The Taming of the Shrew

February 25

April 7, 2012

in CST's Courtyard Theater

by William Shakespeare
adapted and directed by Rachel Rockwell

To Have and to Hold

During the Tudor period of Queen Elizabeth’s reign when audiences first watched The Taming of the Shrew, long-held traditions and social values were very much in a state of flux. For centuries, the marriage contract was exactly that: a financial agreement by two parties (the parents or guardians of the bride and groom) that constituted a “merger,” not unlike corporate mergers of today. Such a contract was based upon movement of property and the resulting power that accompanied the new combined wealth of two families. The trading of goods between the two parties was not, however, symmetrical. The bride’s dowry was transferred to the groom, who administered it. His parents provided financial backing to the new “merger,” too, but it remained under the husband’s care and did not pass to the woman or her family.

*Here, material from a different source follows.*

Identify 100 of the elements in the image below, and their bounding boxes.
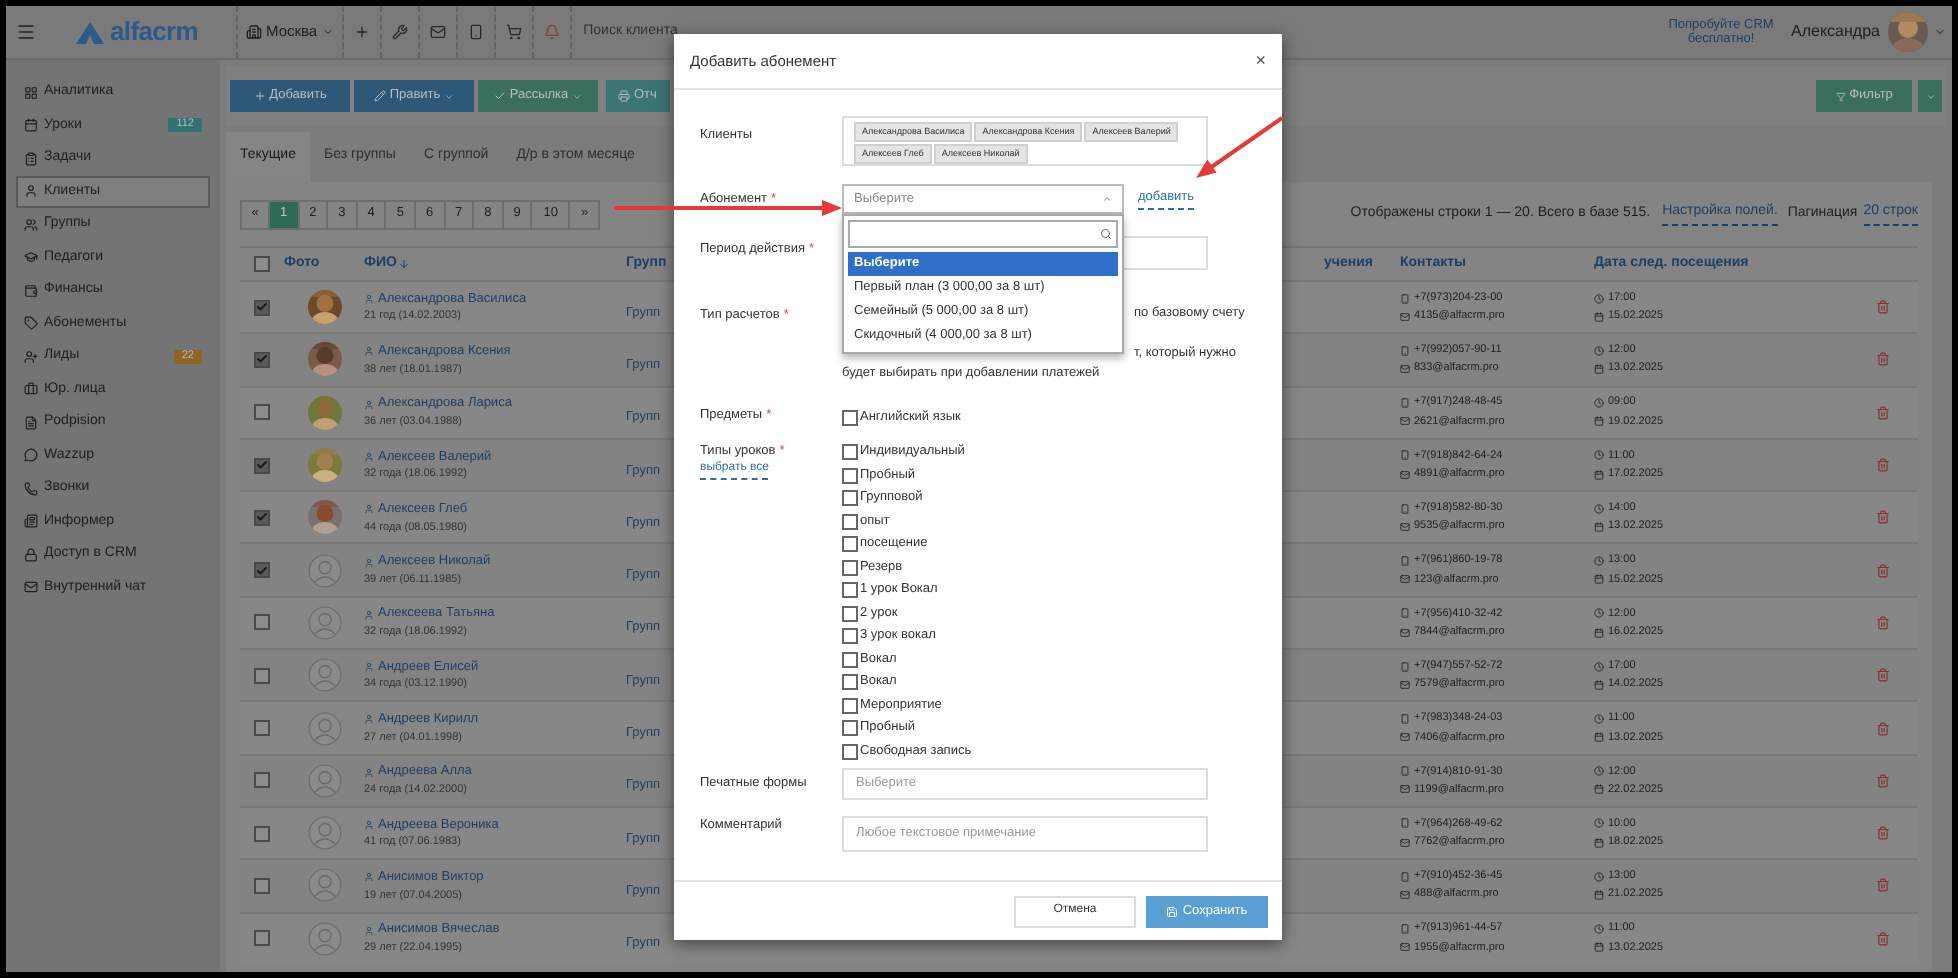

Modern audiences might be disturbed by Baptista’s auctioning of his younger daughter to the highest bidder, but his methods were customary, and were meant to assure the financial future of his daughter—and his own heirs. But with the Renaissance and its more exalted view of the individual, “property” marriage was challenged by “companionate” marriage—that is, a bond of marriage based upon the free choice of two individuals. But the unfixing of any long-held belief comes slowly, and with much public debate and social anxiety. Elizabethan society—and its literature—reflected this unsettling of tradition and the contradictions that existed side by side in a culture in flux.

The ambiguity apparent in The Taming of the Shrew (“Is Kate sincere in her speech of obedience?” “Does Shakespeare believe in two partners equally matched?”) reflects a time of social transition in Early Modern England with its contrasting images of marriage: its nostalgia for the old order on the one hand, versus a growing awareness of the individual, his passions and emotions on the other. It is quite possible to imagine a William Shakespeare who set out not to endorse a particular dogma via his Shrew, but rather, one who understood the anxieties of his Elizabethan audience, as diverse ideologically as it was socially.